The tubular post, or pneumatic telegraph, was a Victorian invention that conveyed letters rapidly over short distances. It was once popular in shops — it survived in some London stores late into the 20th century — for conveying bills, memos and money from floor to floor quickly and securely.
But Germany took this technology a stage further by linking networks across the country so post could be sent speedily backwards and forwards. At first coaches and then trains made up gaps in the network.
ZDNet UK, courtesy of AMD, recently paid a visit to examine the remnants of Berlin's vacuum post system. Berlin's Röhrenpost or Rohrpost started sending letters on 1 December, 1876. London, Paris and New York also had their own systems.

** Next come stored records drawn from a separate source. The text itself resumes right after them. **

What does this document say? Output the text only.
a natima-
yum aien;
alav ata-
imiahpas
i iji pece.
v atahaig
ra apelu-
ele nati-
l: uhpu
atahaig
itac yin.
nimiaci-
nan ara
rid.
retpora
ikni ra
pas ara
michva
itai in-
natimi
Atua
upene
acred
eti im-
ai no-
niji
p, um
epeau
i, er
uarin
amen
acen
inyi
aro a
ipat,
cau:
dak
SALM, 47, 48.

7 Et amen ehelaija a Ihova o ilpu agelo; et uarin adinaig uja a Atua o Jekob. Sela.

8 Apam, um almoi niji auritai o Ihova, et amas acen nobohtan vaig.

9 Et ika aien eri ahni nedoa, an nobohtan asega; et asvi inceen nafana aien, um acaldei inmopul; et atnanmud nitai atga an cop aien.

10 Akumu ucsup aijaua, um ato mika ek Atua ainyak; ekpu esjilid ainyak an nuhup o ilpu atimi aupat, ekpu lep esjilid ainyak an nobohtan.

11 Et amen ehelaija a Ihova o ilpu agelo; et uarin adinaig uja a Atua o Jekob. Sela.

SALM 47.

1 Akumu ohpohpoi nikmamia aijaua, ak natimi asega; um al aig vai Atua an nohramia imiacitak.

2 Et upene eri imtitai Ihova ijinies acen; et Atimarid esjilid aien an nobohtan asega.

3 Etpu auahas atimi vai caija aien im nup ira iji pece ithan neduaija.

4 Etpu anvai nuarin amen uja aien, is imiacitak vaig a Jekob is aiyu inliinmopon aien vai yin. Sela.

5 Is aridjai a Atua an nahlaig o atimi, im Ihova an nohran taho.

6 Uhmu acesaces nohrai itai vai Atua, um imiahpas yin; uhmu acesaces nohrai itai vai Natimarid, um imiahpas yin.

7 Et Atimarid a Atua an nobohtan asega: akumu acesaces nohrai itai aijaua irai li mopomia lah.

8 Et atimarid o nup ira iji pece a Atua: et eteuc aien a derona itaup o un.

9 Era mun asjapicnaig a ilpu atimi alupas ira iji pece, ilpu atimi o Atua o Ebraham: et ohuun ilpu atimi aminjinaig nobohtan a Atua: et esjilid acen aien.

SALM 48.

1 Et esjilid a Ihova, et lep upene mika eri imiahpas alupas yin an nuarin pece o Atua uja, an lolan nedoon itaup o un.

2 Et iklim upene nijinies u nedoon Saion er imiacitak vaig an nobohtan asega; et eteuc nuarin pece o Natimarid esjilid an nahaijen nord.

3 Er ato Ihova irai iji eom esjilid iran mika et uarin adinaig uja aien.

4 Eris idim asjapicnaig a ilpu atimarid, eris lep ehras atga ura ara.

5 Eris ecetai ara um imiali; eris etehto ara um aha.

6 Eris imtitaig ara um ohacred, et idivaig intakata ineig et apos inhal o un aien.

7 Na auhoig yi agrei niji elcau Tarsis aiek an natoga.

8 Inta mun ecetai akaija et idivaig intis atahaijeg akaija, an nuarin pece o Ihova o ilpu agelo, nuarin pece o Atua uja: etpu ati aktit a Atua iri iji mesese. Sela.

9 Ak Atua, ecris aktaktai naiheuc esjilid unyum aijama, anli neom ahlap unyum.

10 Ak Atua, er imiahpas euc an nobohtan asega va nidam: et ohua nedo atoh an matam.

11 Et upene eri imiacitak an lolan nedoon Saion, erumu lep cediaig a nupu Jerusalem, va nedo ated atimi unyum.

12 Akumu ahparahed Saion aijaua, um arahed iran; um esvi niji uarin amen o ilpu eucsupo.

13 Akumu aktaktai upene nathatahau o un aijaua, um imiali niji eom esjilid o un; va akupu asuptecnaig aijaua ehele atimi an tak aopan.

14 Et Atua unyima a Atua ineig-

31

The basic element of the vacuum post — part of what was then the Royal Post Office, explained our guide — was a tube that contained a powerful vacuum driven by pumps. A metal container placed in one end of the tube was literally sucked to its destination.
Shown here is a typical container after it has arrived at its destination.
Shown here are the high-pressure pipes that drive the vacuum post. A build-up of pressure is needed to send message containers through the system.
The obvious gap between the pipes, shown in the image above, marks the consequences of World War II. In the Cold War period, when Germany was split in two, so was the vacuum post. The service continued with the post heading off to the different parts of divided Berlin. According to our guide for the day, making an obvious gap between the East and West Berlin tubes helped reduce mistakes.